Old too: But the people refused to listen to the voice of Samuel; they said, “No! but we are determined to have a king over us, so that we also may be like other nations, and that our king may govern us and go out before us and fight our battles.”

Brendinooo 4 days ago | parent | prev | next [-]

I don't think it's as simple as "wealth and power being bad". More that

- wealth and power are not reliable proxies for favor and righteousness (as many in Jesus's day thought)

- wealth and power come with unique temptations

Jesus also said "make friends for yourselves by means of unrighteous wealth, so that when it fails they may receive you into the eternal dwellings" and there's a bunch of proverbs that talk about how the diligent prosper.

A lot of wealthy people are really generous.

IAmBroom 4 days ago | parent [-]

I think Jesus is really, really, really unequivocal about wealth being bad.

And Luke 16:9, which you quoted, is taken out of context.

> A lot of wealthy people are really generous.

Not so much that they give away all that they have, as Jesus commanded. So, more like "kinda really generous, but not enough that it hurts".

[I am an atheist, but I will not stand for antithetical repurposing of religious texts.]

Brendinooo 20 hours ago | parent [-]

>And Luke 16:9, which you quoted, is taken out of context.

What context am I missing?

>Not so much that they give away all that they have, as Jesus commanded

Matthew 19:16-30, which you're quoting, is taken out of context.

https://www.desiringgod.org/interviews/does-jesus-teach-us-t...

potato3732842 4 days ago | parent | prev [-]

Pretty much every society ever has the same things to say about how wealth/power enables people to behave poorly.

dtf 4 days ago | parent | prev | next [-]

The punchline left me wondering why the wife didn't simply ask for something else after being returned to the filthy shack.
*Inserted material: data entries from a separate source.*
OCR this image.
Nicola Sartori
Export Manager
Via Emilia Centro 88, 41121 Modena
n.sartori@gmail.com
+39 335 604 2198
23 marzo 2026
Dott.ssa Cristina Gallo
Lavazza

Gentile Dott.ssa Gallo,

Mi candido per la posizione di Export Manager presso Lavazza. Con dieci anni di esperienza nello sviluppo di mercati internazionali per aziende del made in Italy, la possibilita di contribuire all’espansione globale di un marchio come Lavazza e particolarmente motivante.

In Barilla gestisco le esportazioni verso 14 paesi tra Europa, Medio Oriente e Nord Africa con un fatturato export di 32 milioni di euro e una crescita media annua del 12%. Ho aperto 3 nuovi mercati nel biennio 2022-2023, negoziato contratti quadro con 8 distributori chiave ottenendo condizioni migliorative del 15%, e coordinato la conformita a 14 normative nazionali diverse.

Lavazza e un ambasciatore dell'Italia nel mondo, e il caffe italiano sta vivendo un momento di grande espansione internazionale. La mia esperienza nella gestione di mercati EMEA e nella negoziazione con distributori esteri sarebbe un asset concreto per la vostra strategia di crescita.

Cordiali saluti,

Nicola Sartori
Had she finally found contentment or enlightenment? Did the flounder finally call time?

the_gipsy 4 days ago | parent | prev | next [-]

We don't know exactly. Maybe the fish silently punished the wife. Maybe god would simply live a simple life.

Only God knows.

IAmBroom 4 days ago | parent [-]

Ooh, I like that possibility.

Maybe she spent a near-eternity in agony with all that power and responsibility, and wished it all away. "Genie...er, Fish, make me an all-powerful fish!!!"

graemep 4 days ago | parent | prev [-]

Maybe the ambiguity is part of what makes it a good story?